In a national survey conducted by the Centers for Disease Control and Prevention and released last April, 40 percent of parents surveyed said they gave their baby solid food before they were 4 months old, with 9 percent starting as early as 4 weeks. Doctors recommend breastfeeding as the sole source of nutrition for babies for 6 months, and thus waiting until a baby is at least 6 months old to introduce solid foods.
As Zara grows heavier in my arms and her chubby little cheeks continue to round out, I’ve started anticipating her first foods. As she becomes increasingly engaged with the world and interested in what I am doing, moving anything she can grasp into her mouth to chew, chew, chew with two brand new teeth that cut through her gums only yesterday, there are moments when I have absent mindedly and almost reflexively nearly found myself handing her a piece of my dinner roll before stopping to remind myself that this little girl doing just fine on milk.Clearly, the rubberband wrists, belly rolls and baby thunder thighs are proof enough of that.
When Nora was this age I was so relieved to have made it halfway to my year long breastfeeding goal, despite the working and pumping aspect of our breastfeeding experience, that I barely thought about solid food in her fifth month. Honestly, I was so in love with being her only food source that I wanted to delay solids as long as possible.
I’m not completely sure what the difference is with Zara, whether it is her comparably bigger size or the fact that I’m so accustomed to sharing my food with her older sister, but I don’t have the same aversion to starting solids. Actually, there are even times when it seems like it might just be easier (and more fun) to let her grab that grape off my plate.But still, mere days away from Zara’s first half birthday (only 16!), I remain committed to going the full 6 months of exclusive breastfeeding. The big reasons I am waiting to introduce Zara to solid food are the ones you always hear about:
- We are not seeing all of the signs of readiness just yet. She seems perfectly satisfied with milk alone and is not acting hungry after a feeding or increasing the frequency or duration of feedings. Though she is starting to sit just long enough me to snap a quick picture, she is not yet sitting unsupported for a decent amount of time.
- “Food before one is just for fun” — the AAP says that “[t]hough your baby will no doubt greatly enjoy the introduction of new tastes and textures in her life, her experiences with solid food are still just practice sessions for the future. It’s important to make sure she continues getting enough breast milk to meet her nutritional needs.” Every time Zara would eat food, just as if she were to drink a bottle, it would be a missed opportunity for her to nurse and to get the nutrients she really needs, as well as a missed opportunity to tell my body to keep making all that awesome milk.
- Which leads to reason three, that early introduction to solid foods is a risk factor for earlier cessation of breastfeeding.
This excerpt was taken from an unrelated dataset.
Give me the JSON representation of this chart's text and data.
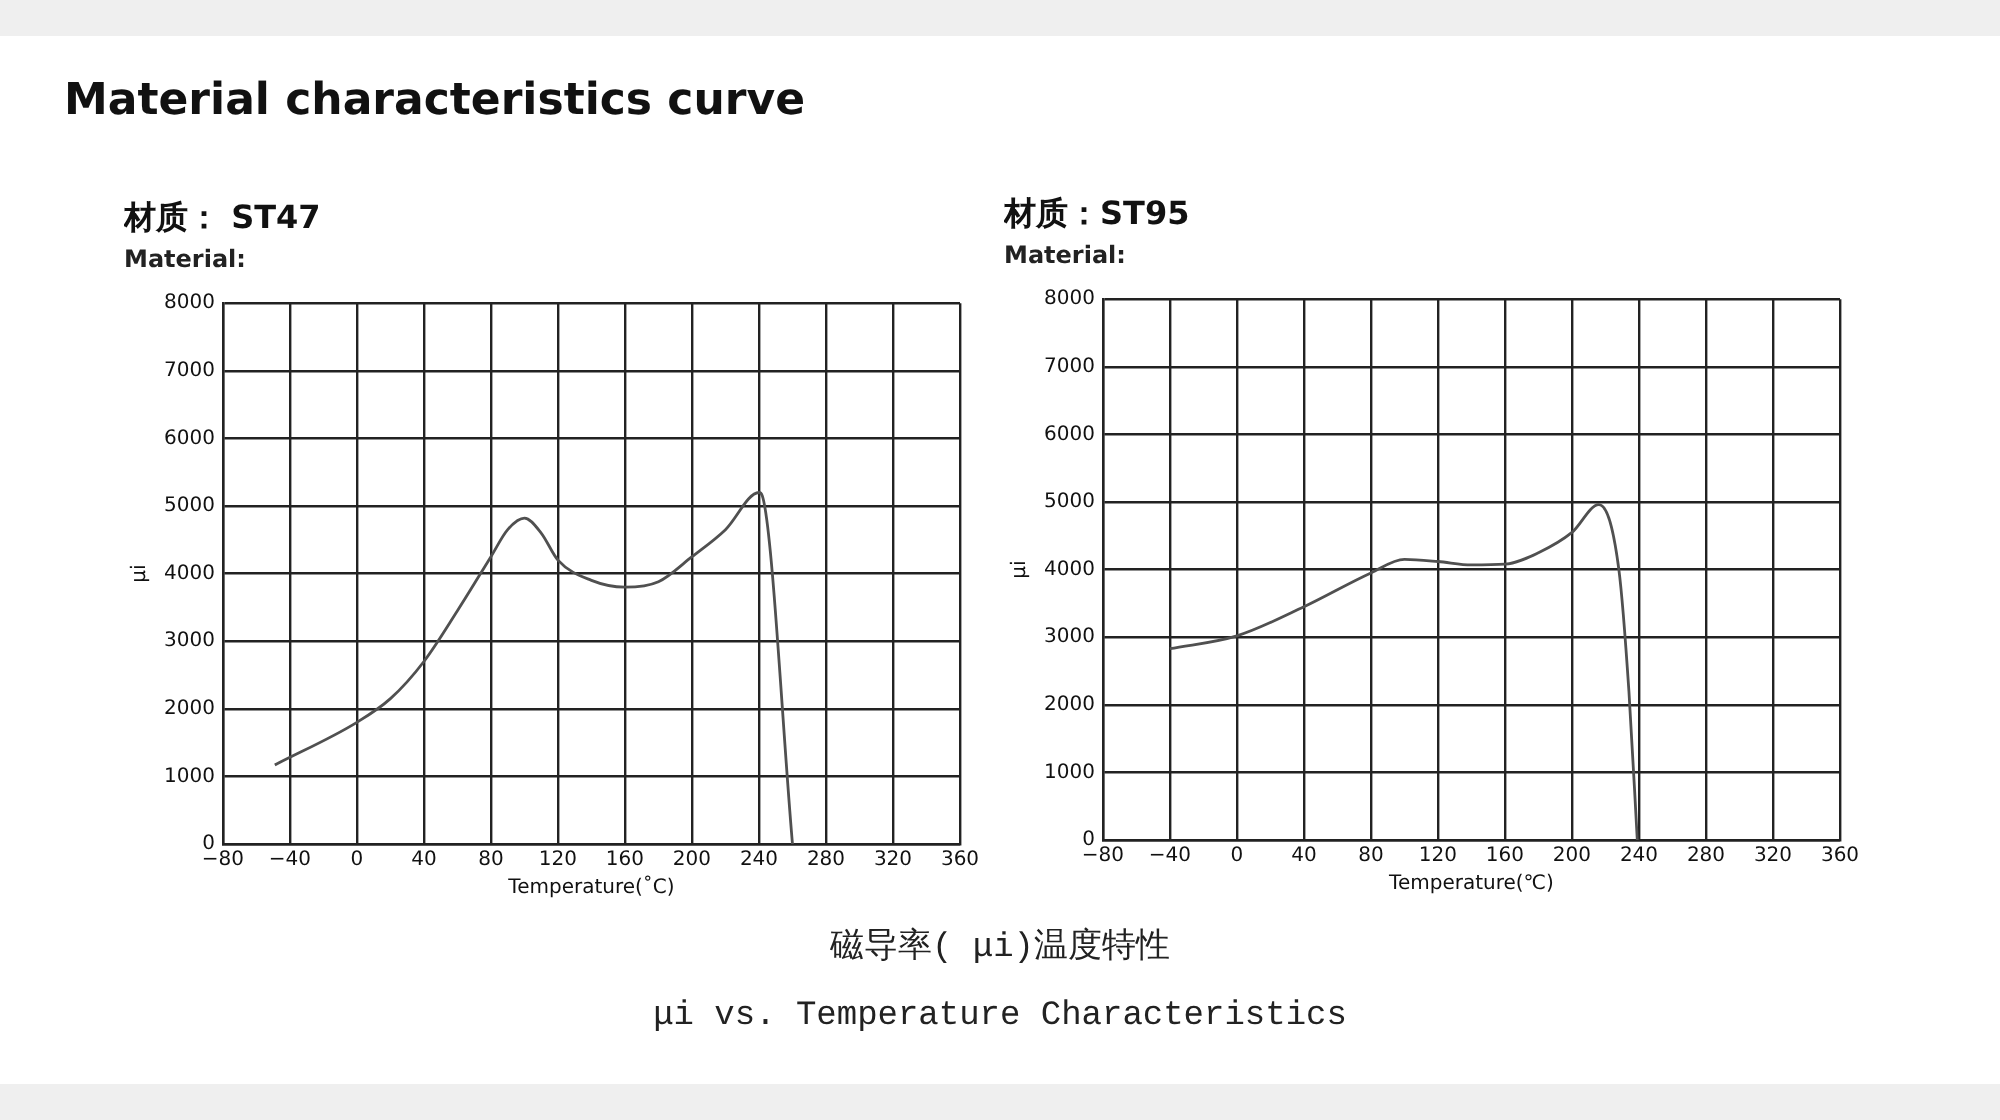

I’m not rushinging into solid foods because I don’t want to risk lowering my milk supply at a time when milk is still the best way for her body to get what it needs.
- Exclusive nursing is safer for her health — Exposure to pathogens present in foods can cause increased rates of diarrhoeal diseases and solid foods do not provide the immunologic benefits of the breast milk they replace. Exclusive breastfeeding for six months has been found to a significantly reduced risk of gastrointestinal and respiratory infection.
- Exclusive breastfeeding for at least 6 months reduces food allergies.
- Starting solids too soon may increase risk of obesity (not as likely in breastfed infants, but still something to consider) and increases the liklihood that the baby will have increased consumption of fatty or sugary foods at 1 year of age.
There are also a few secondary reasons I want to wait the full six months to introduce Zara to foods.
- We can only rely on the Lactational Amenorrhea Method as birth control for the first six months if she is receiving no complementary food or substitutes and is not doing any recreational sucking (such as with a pacifier).
- It’s just easier to not have to make, prepare, serve, or clean up food.
- Cloth diapers of breastfed only babies don’t have to be rinsed — once she starts eating food or drinking formula, I’ll also have to start spraying her diapers before I wash them.
- It makes introducing food feel more special if we can do it as a part of her half birthday “party.”
Between these two lists, there are ten good reasons to wait to start feeding her anything in addition to breastmilk, so we’re bound and determined to do just that, even if it means paying closer attention for the next couple weeks to the habit of sticking food in the nearest mouth.
In the meantime, we’re doing all we can to prep Zara for the big day by letting her try out her “new” high chair and get used to the feeling of various spoons and mesh feeders in her mouth.
Not just from the serving end.
We still haven’t decided what her first food should be. The decision is a little harder since it doesn’t seem there will be any great local produce around yet in early July, so we’ll be stuck with buying something at the grocery store. I thought I might cook up a sweet potato for her, but of course all the official recommendations call for something rich in iron (pureed meat, eww). What do you think would be a good first food for Miss Bea? What did your babies eat first?